From here the basic distinction between shame and guilt is easy to see:
1. Shame is reliant upon an internal correction mechanism that utilizes the “internalization” of the other within oneself. So if you feel shame, it’s really the “presence” of some significant other within you that makes you feel bad. Shame, it is argued, results from a transgression against the kinds of ritual action that are constitutive of relational frameworks. So, if ritual X is a proper component that structures part of how fathers and sons meaningfully exemplify their roles towards one another, a failure to properly give X its due in the proper situation should result in shame, which is the voice of the other that you have let down.

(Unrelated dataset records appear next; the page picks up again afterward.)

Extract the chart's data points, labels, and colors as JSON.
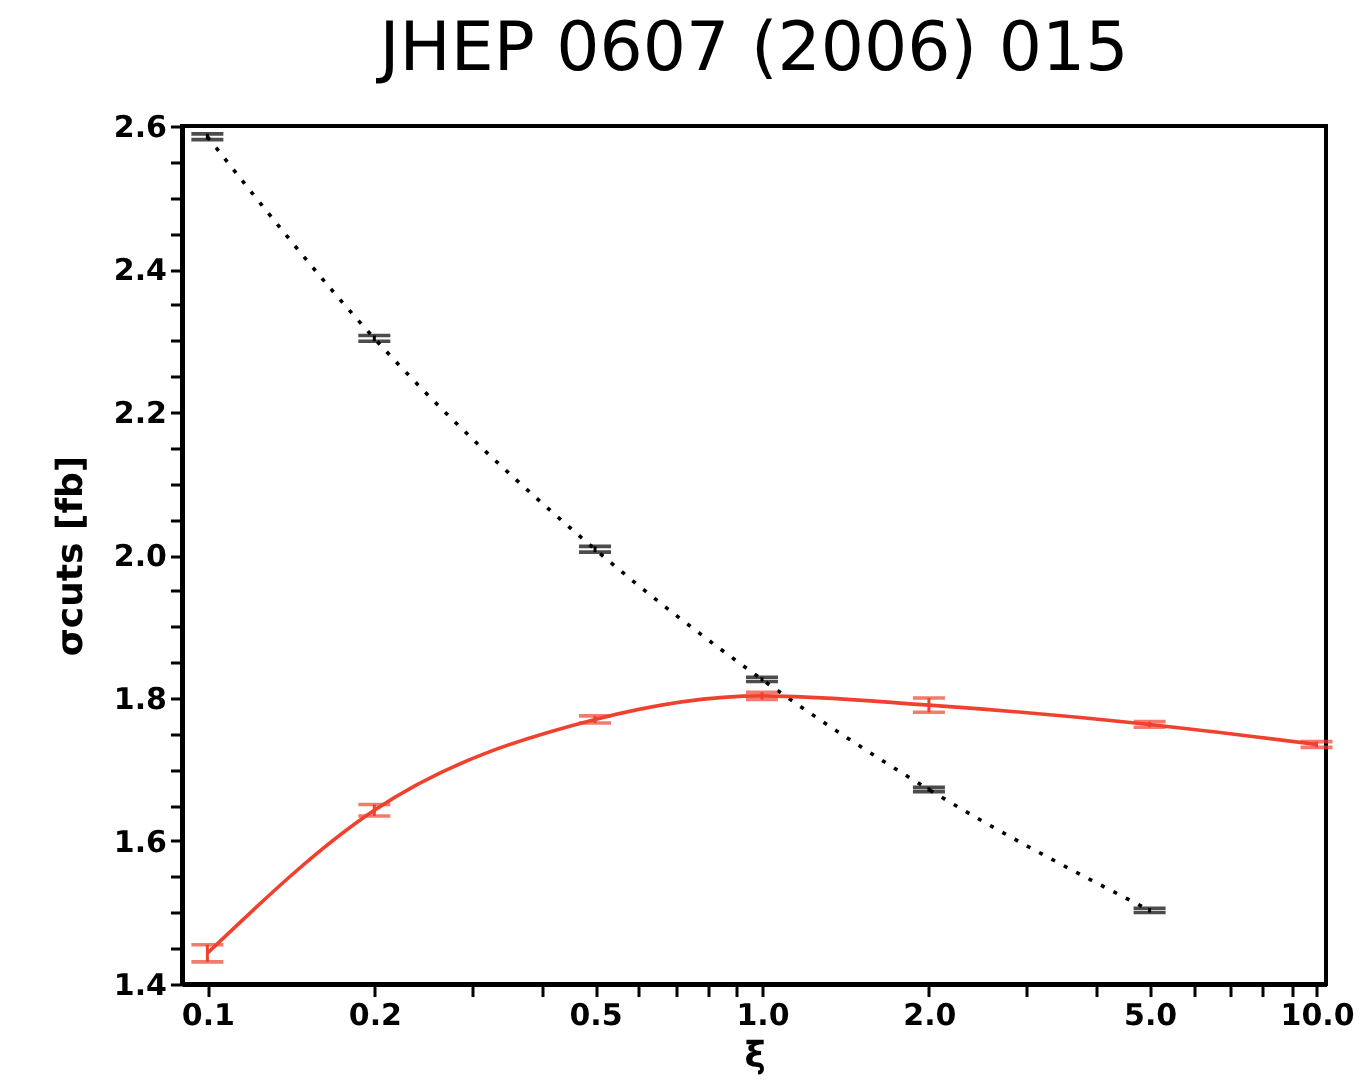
{
  "chart_data": {
    "type": "line",
    "title": "JHEP 0607 (2006) 015",
    "xlabel": "ξ",
    "ylabel": "σcuts [fb]",
    "log": "x",
    "grid": false,
    "marker": "none",
    "xlim": [
      0.09,
      10.4
    ],
    "xticks": [
      0.1,
      0.2,
      {
        "value": 0.3,
        "label": null
      },
      {
        "value": 0.4,
        "label": null
      },
      0.5,
      {
        "value": 0.6,
        "label": null
      },
      {
        "value": 0.7,
        "label": null
      },
      {
        "value": 0.8,
        "label": null
      },
      {
        "value": 0.9,
        "label": null
      },
      {
        "value": 1,
        "label": "1.0"
      },
      {
        "value": 2,
        "label": "2.0"
      },
      {
        "value": 3,
        "label": null
      },
      {
        "value": 4,
        "label": null
      },
      {
        "value": 5,
        "label": "5.0"
      },
      {
        "value": 6,
        "label": null
      },
      {
        "value": 7,
        "label": null
      },
      {
        "value": 8,
        "label": null
      },
      {
        "value": 9,
        "label": null
      },
      {
        "value": 10,
        "label": "10.0"
      }
    ],
    "ylim": [
      1.4,
      2.6
    ],
    "yticks": [
      1.4,
      {
        "value": 1.45,
        "label": null
      },
      {
        "value": 1.5,
        "label": null
      },
      {
        "value": 1.55,
        "label": null
      },
      1.6,
      {
        "value": 1.65,
        "label": null
      },
      {
        "value": 1.7,
        "label": null
      },
      {
        "value": 1.75,
        "label": null
      },
      1.8,
      {
        "value": 1.85,
        "label": null
      },
      {
        "value": 1.9,
        "label": null
      },
      {
        "value": 1.95,
        "label": null
      },
      {
        "value": 2.0,
        "label": "2.0"
      },
      {
        "value": 2.05,
        "label": null
      },
      {
        "value": 2.1,
        "label": null
      },
      {
        "value": 2.15,
        "label": null
      },
      2.2,
      {
        "value": 2.25,
        "label": null
      },
      {
        "value": 2.3,
        "label": null
      },
      {
        "value": 2.35,
        "label": null
      },
      2.4,
      {
        "value": 2.45,
        "label": null
      },
      {
        "value": 2.5,
        "label": null
      },
      {
        "value": 2.55,
        "label": null
      },
      2.6
    ],
    "series": [
      {
        "color": "#000000",
        "line_style": "dotted",
        "x": [
          0.1,
          0.2,
          0.5,
          1,
          2,
          5
        ],
        "values": [
          2.585,
          2.303,
          2.008,
          1.826,
          1.672,
          1.503
        ],
        "errors": [
          0.004,
          0.004,
          0.004,
          0.003,
          0.003,
          0.003
        ]
      },
      {
        "color": "#f0412f",
        "line_style": "solid",
        "x": [
          0.1,
          0.2,
          0.5,
          1,
          2,
          5,
          10
        ],
        "values": [
          1.443,
          1.643,
          1.77,
          1.803,
          1.79,
          1.763,
          1.735
        ],
        "errors": [
          0.012,
          0.008,
          0.005,
          0.005,
          0.01,
          0.004,
          0.004
        ]
      }
    ]
  }
}
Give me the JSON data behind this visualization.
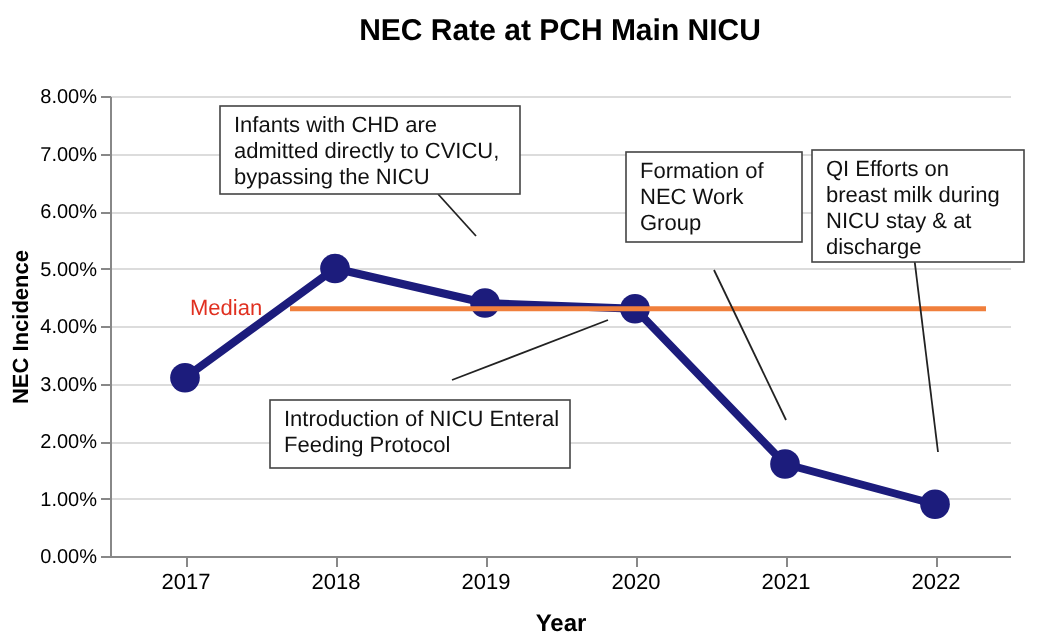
{
  "chart_data": {
    "type": "line",
    "title": "NEC Rate at PCH Main NICU",
    "xlabel": "Year",
    "ylabel": "NEC Incidence",
    "categories": [
      "2017",
      "2018",
      "2019",
      "2020",
      "2021",
      "2022"
    ],
    "series": [
      {
        "color": "#1c1c7c",
        "values": [
          3.1,
          5.0,
          4.4,
          4.3,
          1.6,
          0.9
        ]
      }
    ],
    "ylim": [
      0,
      8
    ],
    "yticks": [
      {
        "value": 0,
        "label": "0.00%"
      },
      {
        "value": 1,
        "label": "1.00%"
      },
      {
        "value": 2,
        "label": "2.00%"
      },
      {
        "value": 3,
        "label": "3.00%"
      },
      {
        "value": 4,
        "label": "4.00%"
      },
      {
        "value": 5,
        "label": "5.00%"
      },
      {
        "value": 6,
        "label": "6.00%"
      },
      {
        "value": 7,
        "label": "7.00%"
      },
      {
        "value": 8,
        "label": "8.00%"
      }
    ],
    "grid": "y",
    "marker": "circle",
    "line_style": "solid",
    "ref_lines": [
      {
        "axis": "y",
        "value": 4.3,
        "label": "Median",
        "color": "#f07f3c"
      }
    ],
    "annotations": [
      "Infants with CHD are admitted directly to CVICU, bypassing the NICU",
      "Introduction of NICU Enteral Feeding Protocol",
      "Formation of NEC Work Group",
      "QI Efforts on breast milk during NICU stay & at discharge"
    ]
  }
}
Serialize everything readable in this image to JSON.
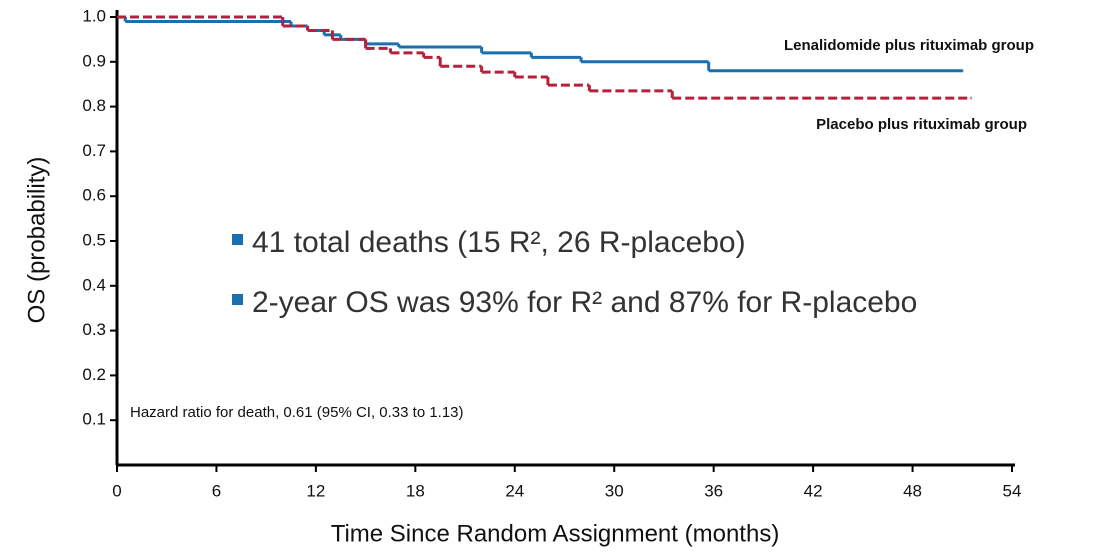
{
  "chart_data": {
    "type": "step",
    "x_label": "Time Since Random Assignment (months)",
    "y_label": "OS (probability)",
    "xlim": [
      0,
      54
    ],
    "xticks": [
      0,
      6,
      12,
      18,
      24,
      30,
      36,
      42,
      48,
      54
    ],
    "ylim": [
      0,
      1
    ],
    "yticks": [
      0.1,
      0.2,
      0.3,
      0.4,
      0.5,
      0.6,
      0.7,
      0.8,
      0.9,
      {
        "value": 1,
        "label": "1.0"
      }
    ],
    "series": [
      {
        "name": "Lenalidomide plus rituximab group",
        "color": "#1a6faf",
        "x": [
          0,
          0.5,
          10.5,
          11.5,
          12.5,
          13.5,
          15,
          17,
          22,
          25,
          28,
          35.7,
          51
        ],
        "values": [
          1.0,
          0.99,
          0.98,
          0.97,
          0.96,
          0.95,
          0.94,
          0.933,
          0.92,
          0.91,
          0.9,
          0.88,
          0.88
        ]
      },
      {
        "name": "Placebo plus rituximab group",
        "color": "#b5213a",
        "x": [
          0,
          10,
          11.5,
          13,
          15,
          16.5,
          18.5,
          19.5,
          22,
          24,
          26,
          28.5,
          33.5,
          51.5
        ],
        "values": [
          1.0,
          0.98,
          0.97,
          0.95,
          0.93,
          0.92,
          0.91,
          0.89,
          0.877,
          0.866,
          0.848,
          0.835,
          0.819,
          0.819
        ]
      }
    ],
    "annotations": [
      "41 total deaths (15 R², 26 R-placebo)",
      "2-year OS was 93% for R² and 87% for R-placebo",
      "Hazard ratio for death, 0.61 (95% CI, 0.33 to 1.13)"
    ]
  }
}
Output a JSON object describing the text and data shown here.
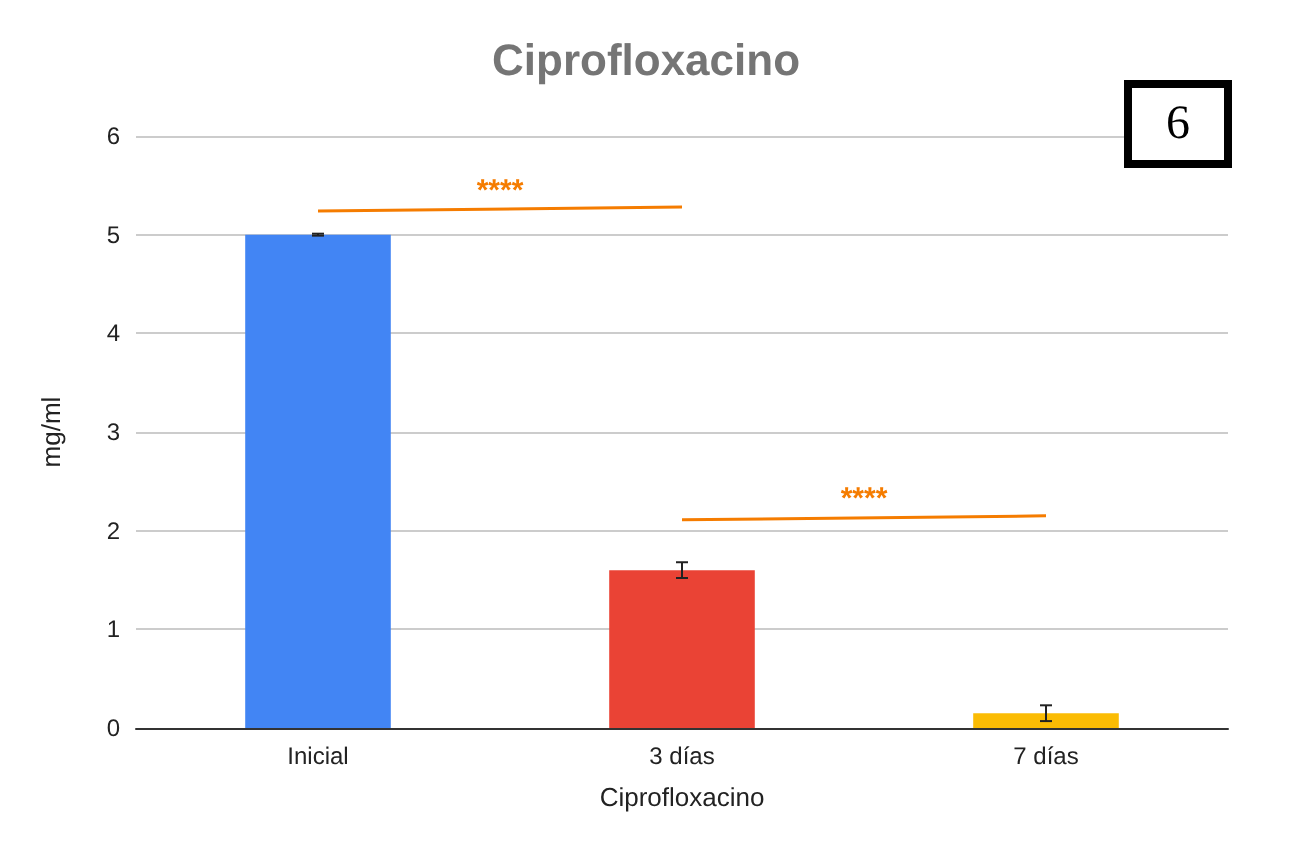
{
  "chart_data": {
    "type": "bar",
    "title": "Ciprofloxacino",
    "xlabel": "Ciprofloxacino",
    "ylabel": "mg/ml",
    "categories": [
      "Inicial",
      "3 días",
      "7 días"
    ],
    "values": [
      5.0,
      1.6,
      0.15
    ],
    "colors": [
      "#4285f4",
      "#ea4335",
      "#fbbc04"
    ],
    "errors": [
      0.01,
      0.08,
      0.08
    ],
    "ylim": [
      0,
      6
    ],
    "yticks": [
      0,
      1,
      2,
      3,
      4,
      5,
      6
    ],
    "grid": "y",
    "annotations": [
      "****",
      "****",
      "6"
    ]
  }
}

2. Guilt is different, and relies upon an internal correction mechanism that stems from a recognition that one has transgressed against a law. So you might feel guilty that you blew the red light, or that you violated the ten commandments, or the categorical imperative (or whatever). So it doesn’t have to be legal in nature; instead, guilt simply refers to a feeling stemming from the recognition of the transgression against an external standard that compels one to submit. Thus guilt does not involve the internalization of any specific “others” to generate the corrective feeling.
From this perspective, shame is a clearly a device that requires a notion of community in the idea of “wrong”, whereas guilt is not clearly so reliant, as it relies merely upon a submission to laws and rules as opposed to rituals. Your direct relationship is to rules, not to people.
In any case, my student’s question is a good one. Given the fact that in American culture we don’t have a high level of respect for (a) the communal nature of the self, nor for (b) ritualistic ways of understanding our identities, how prevalent within American culture is shame as a corrective device? Is guilt the primary corrective element in behavior modification in our culture?
Personally, it seems clear to me that American culture contains shame as a method of cheng, but I seriously doubt that it is as prevalent as it was in ancient China (or maybe even modern China). It does seem that guilt does the heavy lifting. If this is true, however, what is the cause of the difference? Is it the rejection of (a) and (b) and the embrace of the modern autonomous picture of the self?